As he put his coat on, he watched her. She was in the living room with their elder daughter. "Do the can-can, mother," the child said, at which she held up her skirt and did the can-can, kicking her legs up high in his direction.
He wasn't simply going out for a drive, as he had said, but going to a café, to meet Sarah, whom his wife knew but did not suspect, and with her go to a house on a lake his wife knew nothing about-a summer cottage to which he had the key.
"Well, good-bye," he said.
"Bye," she called back, still dancing.
This wasn't the way a husband expected his wife - whom he was about to leave at home to go to another woman-to behave at all, he thought. He expected her to be sewing or washing, not doing the can-can, for God's sake. Yes, doing something uninteresting and unattractive, like darning children's clothes. She had no stockings on, no shoes, and her legs looked very white and smooth, secret, as though he had never touched them or come near them. Her feet, swinging up and down high in the air, seemed to be nodding to him. She held her skirt bunched up, attractively. Why was she doing that of all times now? He lingered. Her eyes had mockery in them, and she laughed. The child laughed with her as she danced. She was still dancing as he left the house.
He thought of the difficulties he had had arranging this rendezvous- going out to a call box; phoning Sarah at her office (she was married, too); her being out; his calling her again; the busy signal; the coin falling out of sight, his opening the door of the phone box in order to retrieve it; at last getting her on the line; her asking him to call again next week, finally setting a date.

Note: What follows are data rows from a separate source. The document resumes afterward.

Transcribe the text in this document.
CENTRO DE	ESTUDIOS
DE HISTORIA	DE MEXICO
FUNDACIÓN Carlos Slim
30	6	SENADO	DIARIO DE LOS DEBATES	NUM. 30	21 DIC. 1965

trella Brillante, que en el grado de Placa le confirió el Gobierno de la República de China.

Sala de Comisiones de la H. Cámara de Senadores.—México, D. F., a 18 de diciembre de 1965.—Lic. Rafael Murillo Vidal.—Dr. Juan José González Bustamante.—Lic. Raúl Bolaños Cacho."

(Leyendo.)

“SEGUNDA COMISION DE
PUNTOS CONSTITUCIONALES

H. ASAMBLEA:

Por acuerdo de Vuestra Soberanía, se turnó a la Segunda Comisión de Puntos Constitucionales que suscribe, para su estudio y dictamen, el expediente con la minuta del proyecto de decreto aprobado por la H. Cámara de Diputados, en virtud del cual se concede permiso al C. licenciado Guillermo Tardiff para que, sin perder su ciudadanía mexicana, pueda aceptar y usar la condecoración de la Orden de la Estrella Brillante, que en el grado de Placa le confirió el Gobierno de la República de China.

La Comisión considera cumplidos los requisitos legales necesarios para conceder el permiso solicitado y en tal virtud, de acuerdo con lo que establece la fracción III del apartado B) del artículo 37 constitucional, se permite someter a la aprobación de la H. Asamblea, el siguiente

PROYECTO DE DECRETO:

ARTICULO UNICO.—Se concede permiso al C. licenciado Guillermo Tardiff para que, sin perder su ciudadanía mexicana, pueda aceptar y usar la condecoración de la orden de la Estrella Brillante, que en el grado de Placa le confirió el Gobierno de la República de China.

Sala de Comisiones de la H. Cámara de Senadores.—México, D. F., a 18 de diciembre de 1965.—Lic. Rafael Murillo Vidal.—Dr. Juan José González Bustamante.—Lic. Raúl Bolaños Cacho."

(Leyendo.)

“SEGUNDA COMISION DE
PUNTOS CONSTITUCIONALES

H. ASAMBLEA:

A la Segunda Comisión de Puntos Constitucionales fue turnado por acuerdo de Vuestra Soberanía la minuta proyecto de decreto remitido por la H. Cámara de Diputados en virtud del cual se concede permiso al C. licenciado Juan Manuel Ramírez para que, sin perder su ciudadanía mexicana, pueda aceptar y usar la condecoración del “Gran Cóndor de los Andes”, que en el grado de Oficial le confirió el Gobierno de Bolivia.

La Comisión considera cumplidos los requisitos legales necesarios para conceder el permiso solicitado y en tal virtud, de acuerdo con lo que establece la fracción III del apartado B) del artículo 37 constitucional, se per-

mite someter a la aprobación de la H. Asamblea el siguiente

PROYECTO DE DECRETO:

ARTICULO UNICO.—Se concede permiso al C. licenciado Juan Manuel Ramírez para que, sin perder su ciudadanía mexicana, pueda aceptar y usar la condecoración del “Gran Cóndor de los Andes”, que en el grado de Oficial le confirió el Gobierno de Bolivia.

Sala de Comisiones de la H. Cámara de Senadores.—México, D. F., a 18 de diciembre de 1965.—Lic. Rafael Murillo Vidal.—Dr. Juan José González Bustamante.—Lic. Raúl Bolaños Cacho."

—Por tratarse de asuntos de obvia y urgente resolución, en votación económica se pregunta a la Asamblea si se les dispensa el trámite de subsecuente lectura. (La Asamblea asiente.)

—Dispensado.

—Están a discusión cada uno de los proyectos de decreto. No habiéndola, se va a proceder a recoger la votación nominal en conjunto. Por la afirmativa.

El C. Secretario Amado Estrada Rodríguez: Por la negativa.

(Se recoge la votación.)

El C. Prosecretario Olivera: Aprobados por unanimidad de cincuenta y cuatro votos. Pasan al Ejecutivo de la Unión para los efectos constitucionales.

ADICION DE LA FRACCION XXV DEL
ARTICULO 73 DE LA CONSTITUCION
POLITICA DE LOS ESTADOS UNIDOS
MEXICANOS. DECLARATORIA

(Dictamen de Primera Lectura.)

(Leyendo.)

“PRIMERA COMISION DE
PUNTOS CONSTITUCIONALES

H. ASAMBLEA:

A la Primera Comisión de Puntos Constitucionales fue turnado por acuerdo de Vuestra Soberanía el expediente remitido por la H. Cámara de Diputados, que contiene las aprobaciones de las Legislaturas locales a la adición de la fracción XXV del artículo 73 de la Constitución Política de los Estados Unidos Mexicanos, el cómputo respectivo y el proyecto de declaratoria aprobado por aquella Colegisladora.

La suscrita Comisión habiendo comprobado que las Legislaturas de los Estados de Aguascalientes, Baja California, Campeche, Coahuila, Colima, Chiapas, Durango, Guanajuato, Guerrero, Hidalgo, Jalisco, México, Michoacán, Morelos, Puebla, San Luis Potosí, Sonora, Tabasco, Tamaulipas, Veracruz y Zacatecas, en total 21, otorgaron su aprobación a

Waiting for her at the café, he surprised himself hoping that she wouldn't come. The appointment was at three. It was now ten past. Well, she was often late. He looked at the clock, and at the picture window for her car. A car like hers, and yet not hers-no luggage rack on it. The smooth hardtop gave him a peculiar pleasure. Why? It was 3:15 now. Perhaps she wouldn't come. No, if she was going to come at all, this was the most likely time for her to arrive. Twenty past. Ah, now there was some hope. Hope? How strange he should be hoping for her absence. Why had he made the appointment if he was hoping she would miss it? He didn't know why, but simpler, simpler if she didn't come. Because all he wanted now was to smoke that cigarette, drink that cup of coffee for the sake of them, and not to give himself something to do. and he wished he could go for a drive, free and easy, as he had said he would. But he waited, and at 3:30 she arrived. "I had almost given up hope," he said.
They drove to the house on the lake. As he held her in his arms he couldn't think of her; for the life of him he couldn't.
"What are you thinking about?" she said afterwards, sensing his detachment.
For a moment he didn't answer, then he said, "You really want to know what I was thinking of?"
"Yes," she said, a little anxiously.
He suppressed a laugh, as though what he was going to tell her was too absurd or silly. "I was thinking of someone doing the can-can."
"Oh," she said, reassured. "For a moment I was afraid you were thinking of your wife."